Tarihte Doğu ve Batı ayrımının, ilk kez 2000 yıldan daha fazla zaman önce antik Yunanlılar tarafından “Yunanlılar ve diğerleri” (yani barbarlar) şeklindeki kültürel ayrıma kadar dayandığını ifade eden görüşler olduğu gibi, bu ayrımın Roma İmparatorluğu’nun Doğu ve Batı olarak ikiye bölünmesiyle başladığını söyleyenler de bulunmaktadır. Buna göre, Roma Devleti’nin bölünmesinden sonra Batılı Katoliklerin kendilerini Doğulu Ortodokslardan farklı görmeleri, bu yönlere ideolojik anlamlar verilmesinin ilk başlangıcını oluşturmuştur. Zaman içerisinde Doğu Roma İmparatorluğu’nun Türkler tarafından fethedilmesiyle Batı parçasında kalanlar, öteki olarak Doğulu Ortodoksları ya da Yunanlıları değil bu kez İslam Medeniyeti’ni görmeye başlamışlardır.

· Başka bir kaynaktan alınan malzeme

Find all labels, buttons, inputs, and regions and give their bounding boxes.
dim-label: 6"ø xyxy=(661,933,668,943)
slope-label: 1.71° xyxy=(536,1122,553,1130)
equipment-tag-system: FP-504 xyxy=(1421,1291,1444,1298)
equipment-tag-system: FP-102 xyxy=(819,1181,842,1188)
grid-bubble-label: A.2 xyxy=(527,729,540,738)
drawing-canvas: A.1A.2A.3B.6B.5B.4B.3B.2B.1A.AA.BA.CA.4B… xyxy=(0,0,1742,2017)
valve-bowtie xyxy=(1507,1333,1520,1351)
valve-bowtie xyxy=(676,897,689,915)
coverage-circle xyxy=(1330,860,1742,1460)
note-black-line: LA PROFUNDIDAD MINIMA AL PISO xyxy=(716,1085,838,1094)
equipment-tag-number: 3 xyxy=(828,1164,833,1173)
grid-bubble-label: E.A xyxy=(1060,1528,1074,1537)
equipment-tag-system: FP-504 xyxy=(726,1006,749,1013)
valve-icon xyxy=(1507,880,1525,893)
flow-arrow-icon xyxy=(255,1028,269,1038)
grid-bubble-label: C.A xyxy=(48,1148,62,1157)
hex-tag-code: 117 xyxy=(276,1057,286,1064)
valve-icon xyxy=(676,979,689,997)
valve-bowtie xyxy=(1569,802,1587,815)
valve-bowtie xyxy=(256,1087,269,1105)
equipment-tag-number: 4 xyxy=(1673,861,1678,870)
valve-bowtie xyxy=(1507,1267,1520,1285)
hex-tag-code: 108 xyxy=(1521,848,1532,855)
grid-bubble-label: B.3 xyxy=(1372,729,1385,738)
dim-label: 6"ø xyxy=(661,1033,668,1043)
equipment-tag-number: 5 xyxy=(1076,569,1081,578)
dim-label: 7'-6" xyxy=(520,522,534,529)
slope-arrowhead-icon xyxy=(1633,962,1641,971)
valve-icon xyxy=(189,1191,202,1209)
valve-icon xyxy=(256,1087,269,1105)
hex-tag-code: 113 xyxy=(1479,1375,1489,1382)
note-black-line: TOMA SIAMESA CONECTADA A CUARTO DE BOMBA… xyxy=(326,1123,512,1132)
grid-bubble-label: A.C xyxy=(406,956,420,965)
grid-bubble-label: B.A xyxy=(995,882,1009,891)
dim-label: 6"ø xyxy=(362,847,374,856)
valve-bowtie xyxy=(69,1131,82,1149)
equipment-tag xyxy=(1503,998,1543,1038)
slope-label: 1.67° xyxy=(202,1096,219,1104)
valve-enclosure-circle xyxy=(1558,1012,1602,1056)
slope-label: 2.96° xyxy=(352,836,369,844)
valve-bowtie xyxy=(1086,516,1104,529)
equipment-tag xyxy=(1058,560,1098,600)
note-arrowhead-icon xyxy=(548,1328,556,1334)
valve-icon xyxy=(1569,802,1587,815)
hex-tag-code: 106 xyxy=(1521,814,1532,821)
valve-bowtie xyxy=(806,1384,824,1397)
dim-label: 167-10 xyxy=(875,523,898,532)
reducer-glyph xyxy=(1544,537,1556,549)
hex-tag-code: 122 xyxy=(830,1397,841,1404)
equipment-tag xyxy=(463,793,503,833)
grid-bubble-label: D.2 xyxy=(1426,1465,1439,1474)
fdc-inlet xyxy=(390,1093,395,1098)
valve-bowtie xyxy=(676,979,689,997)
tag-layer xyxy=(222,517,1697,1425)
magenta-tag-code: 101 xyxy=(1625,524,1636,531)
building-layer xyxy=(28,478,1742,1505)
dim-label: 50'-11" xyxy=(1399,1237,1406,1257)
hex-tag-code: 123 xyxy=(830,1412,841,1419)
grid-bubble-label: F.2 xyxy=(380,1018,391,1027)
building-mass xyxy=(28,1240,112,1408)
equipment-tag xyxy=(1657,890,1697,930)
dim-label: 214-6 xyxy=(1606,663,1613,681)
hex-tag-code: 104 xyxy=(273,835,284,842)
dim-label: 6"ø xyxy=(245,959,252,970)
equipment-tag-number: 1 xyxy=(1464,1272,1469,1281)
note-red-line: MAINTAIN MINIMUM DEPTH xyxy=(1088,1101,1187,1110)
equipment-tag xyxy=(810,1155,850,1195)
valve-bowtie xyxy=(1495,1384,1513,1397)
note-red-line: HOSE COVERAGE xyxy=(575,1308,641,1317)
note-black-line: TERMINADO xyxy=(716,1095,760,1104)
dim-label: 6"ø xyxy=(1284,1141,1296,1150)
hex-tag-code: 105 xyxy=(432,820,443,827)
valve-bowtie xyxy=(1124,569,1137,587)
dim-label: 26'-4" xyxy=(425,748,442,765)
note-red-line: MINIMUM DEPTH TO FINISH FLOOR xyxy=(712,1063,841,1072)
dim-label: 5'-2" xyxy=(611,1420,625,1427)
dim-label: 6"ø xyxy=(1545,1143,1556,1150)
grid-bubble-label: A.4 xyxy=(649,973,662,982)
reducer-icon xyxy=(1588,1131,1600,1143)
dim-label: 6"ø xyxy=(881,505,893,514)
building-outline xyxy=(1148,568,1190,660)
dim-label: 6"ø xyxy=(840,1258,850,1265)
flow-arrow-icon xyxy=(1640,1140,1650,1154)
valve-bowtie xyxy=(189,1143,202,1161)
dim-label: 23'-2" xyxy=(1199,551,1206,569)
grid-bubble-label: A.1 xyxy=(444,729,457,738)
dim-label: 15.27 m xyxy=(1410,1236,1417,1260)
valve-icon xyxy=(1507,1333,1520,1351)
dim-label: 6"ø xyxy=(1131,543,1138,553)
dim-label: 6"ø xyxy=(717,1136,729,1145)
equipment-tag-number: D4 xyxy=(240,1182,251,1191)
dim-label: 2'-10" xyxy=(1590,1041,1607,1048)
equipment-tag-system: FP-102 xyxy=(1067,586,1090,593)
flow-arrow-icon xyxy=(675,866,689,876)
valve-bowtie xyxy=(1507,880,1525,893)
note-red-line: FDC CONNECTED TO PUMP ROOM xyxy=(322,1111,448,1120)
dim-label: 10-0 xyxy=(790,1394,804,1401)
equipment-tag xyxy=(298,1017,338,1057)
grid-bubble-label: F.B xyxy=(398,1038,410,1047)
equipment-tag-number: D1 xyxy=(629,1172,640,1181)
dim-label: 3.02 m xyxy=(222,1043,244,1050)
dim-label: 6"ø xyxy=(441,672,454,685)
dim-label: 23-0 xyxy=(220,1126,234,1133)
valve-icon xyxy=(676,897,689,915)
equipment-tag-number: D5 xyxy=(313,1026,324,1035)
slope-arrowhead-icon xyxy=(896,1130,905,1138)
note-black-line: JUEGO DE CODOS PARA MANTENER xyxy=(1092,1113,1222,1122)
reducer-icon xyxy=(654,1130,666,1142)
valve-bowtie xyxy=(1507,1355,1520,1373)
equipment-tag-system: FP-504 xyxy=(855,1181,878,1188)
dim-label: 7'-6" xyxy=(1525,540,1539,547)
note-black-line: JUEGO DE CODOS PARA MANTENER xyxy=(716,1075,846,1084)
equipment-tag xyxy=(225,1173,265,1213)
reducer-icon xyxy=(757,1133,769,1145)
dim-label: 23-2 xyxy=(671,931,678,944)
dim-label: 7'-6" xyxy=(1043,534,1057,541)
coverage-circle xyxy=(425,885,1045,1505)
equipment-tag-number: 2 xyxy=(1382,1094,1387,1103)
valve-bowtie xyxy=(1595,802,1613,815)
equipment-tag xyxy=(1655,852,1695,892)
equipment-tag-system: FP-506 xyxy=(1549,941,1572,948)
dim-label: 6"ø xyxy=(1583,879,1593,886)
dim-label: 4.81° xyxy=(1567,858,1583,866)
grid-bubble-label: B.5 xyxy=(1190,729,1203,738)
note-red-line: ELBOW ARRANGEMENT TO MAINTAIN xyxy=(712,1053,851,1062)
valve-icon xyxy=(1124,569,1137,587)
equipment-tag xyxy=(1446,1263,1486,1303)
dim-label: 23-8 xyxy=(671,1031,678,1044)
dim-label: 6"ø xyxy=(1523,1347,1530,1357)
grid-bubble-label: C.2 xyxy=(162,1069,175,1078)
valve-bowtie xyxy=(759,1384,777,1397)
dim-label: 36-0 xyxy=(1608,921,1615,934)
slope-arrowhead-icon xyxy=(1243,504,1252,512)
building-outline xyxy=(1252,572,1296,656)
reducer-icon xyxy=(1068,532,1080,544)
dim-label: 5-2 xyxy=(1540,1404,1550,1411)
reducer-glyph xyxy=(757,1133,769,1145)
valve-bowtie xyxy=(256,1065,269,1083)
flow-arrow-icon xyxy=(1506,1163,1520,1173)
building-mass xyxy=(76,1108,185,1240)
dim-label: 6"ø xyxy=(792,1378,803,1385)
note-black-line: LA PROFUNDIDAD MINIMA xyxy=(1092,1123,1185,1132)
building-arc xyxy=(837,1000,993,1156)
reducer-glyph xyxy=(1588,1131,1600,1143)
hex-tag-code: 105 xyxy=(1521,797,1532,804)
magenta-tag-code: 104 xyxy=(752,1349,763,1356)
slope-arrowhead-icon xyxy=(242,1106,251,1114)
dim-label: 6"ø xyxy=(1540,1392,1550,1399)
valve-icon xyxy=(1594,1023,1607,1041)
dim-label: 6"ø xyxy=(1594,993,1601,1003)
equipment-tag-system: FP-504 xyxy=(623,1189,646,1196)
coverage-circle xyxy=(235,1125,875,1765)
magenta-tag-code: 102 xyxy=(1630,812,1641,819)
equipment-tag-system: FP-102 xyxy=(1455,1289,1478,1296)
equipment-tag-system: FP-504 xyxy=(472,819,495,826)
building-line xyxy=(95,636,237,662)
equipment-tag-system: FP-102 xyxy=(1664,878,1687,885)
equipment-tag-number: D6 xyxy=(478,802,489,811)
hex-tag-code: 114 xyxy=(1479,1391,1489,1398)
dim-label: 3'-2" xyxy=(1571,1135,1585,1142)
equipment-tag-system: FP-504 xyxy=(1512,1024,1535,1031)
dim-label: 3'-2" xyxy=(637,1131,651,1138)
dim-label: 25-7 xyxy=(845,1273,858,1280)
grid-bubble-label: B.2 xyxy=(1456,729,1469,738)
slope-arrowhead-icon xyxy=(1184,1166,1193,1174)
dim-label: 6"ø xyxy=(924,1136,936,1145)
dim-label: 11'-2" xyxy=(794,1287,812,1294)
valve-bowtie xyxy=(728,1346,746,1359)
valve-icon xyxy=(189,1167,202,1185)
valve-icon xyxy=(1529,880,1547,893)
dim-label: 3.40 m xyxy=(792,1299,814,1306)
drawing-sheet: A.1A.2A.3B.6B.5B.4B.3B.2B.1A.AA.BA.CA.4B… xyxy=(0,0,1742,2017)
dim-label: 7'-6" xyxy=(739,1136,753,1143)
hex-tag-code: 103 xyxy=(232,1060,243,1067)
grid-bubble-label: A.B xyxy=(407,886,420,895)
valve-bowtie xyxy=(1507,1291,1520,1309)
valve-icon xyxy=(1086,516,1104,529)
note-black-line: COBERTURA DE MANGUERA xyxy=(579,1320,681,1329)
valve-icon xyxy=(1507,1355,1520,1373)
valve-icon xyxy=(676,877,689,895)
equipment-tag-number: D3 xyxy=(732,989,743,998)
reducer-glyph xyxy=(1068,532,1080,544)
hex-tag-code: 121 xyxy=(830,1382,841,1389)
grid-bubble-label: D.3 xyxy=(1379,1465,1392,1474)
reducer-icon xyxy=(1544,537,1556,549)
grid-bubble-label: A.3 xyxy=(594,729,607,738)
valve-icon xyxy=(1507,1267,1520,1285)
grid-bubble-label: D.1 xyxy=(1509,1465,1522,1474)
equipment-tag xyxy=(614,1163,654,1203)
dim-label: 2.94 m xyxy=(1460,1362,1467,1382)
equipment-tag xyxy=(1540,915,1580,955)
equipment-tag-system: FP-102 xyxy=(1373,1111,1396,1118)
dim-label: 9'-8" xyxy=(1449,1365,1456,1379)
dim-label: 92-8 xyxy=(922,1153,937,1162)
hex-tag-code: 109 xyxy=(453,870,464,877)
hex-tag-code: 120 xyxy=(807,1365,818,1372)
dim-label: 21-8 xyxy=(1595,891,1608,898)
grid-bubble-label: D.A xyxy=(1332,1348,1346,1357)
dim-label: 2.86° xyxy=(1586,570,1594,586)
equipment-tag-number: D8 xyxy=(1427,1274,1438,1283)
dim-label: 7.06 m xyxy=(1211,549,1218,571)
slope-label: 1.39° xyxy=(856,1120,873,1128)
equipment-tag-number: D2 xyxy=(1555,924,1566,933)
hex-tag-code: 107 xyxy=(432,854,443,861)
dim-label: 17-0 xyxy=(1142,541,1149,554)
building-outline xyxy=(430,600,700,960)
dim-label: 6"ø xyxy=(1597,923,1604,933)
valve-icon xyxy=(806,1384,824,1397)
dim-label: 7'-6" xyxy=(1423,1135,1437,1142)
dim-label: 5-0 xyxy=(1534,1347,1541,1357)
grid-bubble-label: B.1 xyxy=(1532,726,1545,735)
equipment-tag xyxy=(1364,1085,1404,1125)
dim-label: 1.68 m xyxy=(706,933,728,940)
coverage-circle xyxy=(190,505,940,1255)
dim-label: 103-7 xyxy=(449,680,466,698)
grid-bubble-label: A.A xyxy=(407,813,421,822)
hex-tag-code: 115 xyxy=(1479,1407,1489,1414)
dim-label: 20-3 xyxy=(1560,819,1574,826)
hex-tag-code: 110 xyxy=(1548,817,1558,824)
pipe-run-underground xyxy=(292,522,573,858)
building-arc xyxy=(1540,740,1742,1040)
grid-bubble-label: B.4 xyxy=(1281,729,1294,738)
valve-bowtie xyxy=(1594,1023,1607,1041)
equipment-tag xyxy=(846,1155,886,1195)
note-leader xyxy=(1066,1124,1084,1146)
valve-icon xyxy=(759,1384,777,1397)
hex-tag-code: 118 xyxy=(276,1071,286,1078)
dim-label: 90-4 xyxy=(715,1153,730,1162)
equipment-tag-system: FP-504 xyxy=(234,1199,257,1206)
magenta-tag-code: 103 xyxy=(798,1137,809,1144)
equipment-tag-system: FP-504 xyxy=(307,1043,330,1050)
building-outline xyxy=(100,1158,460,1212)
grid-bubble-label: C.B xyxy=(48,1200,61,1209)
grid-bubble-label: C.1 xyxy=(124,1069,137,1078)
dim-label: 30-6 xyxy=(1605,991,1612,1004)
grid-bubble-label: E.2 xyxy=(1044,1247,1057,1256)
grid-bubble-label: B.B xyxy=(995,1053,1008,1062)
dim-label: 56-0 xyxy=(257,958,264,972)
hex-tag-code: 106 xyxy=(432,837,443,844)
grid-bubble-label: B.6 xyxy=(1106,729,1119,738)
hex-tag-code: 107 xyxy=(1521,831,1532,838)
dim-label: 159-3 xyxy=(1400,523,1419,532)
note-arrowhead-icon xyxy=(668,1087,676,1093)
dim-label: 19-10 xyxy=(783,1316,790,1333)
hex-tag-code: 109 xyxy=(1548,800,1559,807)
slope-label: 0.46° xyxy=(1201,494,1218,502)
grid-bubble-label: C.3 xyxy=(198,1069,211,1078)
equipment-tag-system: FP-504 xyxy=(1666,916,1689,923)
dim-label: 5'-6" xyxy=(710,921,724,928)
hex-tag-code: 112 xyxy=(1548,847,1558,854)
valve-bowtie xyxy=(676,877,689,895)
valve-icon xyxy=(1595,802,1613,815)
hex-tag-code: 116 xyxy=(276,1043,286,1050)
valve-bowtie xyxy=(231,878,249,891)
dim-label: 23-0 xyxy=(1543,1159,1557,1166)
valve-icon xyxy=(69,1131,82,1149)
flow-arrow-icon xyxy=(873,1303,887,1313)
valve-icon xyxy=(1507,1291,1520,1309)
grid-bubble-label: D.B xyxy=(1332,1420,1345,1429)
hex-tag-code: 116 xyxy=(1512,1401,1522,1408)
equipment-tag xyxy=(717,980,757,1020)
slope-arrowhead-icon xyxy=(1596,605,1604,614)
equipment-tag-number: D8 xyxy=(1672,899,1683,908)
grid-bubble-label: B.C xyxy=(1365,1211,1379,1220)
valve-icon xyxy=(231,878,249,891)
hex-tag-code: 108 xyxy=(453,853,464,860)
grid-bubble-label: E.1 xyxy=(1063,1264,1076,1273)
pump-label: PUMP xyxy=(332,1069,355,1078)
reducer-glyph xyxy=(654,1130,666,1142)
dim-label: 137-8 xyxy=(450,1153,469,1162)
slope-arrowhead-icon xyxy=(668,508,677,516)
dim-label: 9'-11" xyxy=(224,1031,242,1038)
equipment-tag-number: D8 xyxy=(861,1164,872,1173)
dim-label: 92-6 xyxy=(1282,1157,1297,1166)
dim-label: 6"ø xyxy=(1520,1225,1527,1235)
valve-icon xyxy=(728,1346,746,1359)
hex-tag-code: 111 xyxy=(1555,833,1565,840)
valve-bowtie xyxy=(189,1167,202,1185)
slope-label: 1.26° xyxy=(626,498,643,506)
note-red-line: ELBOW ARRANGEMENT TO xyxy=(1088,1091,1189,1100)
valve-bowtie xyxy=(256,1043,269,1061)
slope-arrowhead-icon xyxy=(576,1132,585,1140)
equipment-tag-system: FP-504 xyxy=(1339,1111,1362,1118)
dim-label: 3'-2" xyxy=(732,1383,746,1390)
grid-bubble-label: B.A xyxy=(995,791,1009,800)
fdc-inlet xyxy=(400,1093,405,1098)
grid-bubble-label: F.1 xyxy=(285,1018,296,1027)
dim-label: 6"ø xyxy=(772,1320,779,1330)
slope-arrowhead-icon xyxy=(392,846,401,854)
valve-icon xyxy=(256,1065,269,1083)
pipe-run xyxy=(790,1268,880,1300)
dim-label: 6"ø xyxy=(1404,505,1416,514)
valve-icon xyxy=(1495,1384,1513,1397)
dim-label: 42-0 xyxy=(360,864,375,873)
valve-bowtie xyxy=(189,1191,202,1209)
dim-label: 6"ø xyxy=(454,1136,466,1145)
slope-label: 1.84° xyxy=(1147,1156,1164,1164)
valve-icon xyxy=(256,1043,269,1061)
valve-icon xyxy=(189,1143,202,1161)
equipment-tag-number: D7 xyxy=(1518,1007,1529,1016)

Yani, batı ve doğu gibi izafi yönlere ideolojik anlamların yüklenmesi Batılılar tarafından inşa edilmiştir. Batı kendisi ve diğerleri arasında yaptığı bu ayırımda Doğu’yu kasıtlı olarak oluşturulmuş mübalağalı bir “öteki” anlayışıyla ve kültürel bakımdan değersiz olarak kodlamıştır. Bu bakış açısına göre; Batı yenilikçi, Doğu taklitçi ve cahil, Batı disiplinli, Doğu ise tembeldir. Bugün bu mübalağalı kurgu, kimi zaman açıkça çoğunlukla üstü örtülü biçimde en şiddetli şekilde devam ettirilmektedir. 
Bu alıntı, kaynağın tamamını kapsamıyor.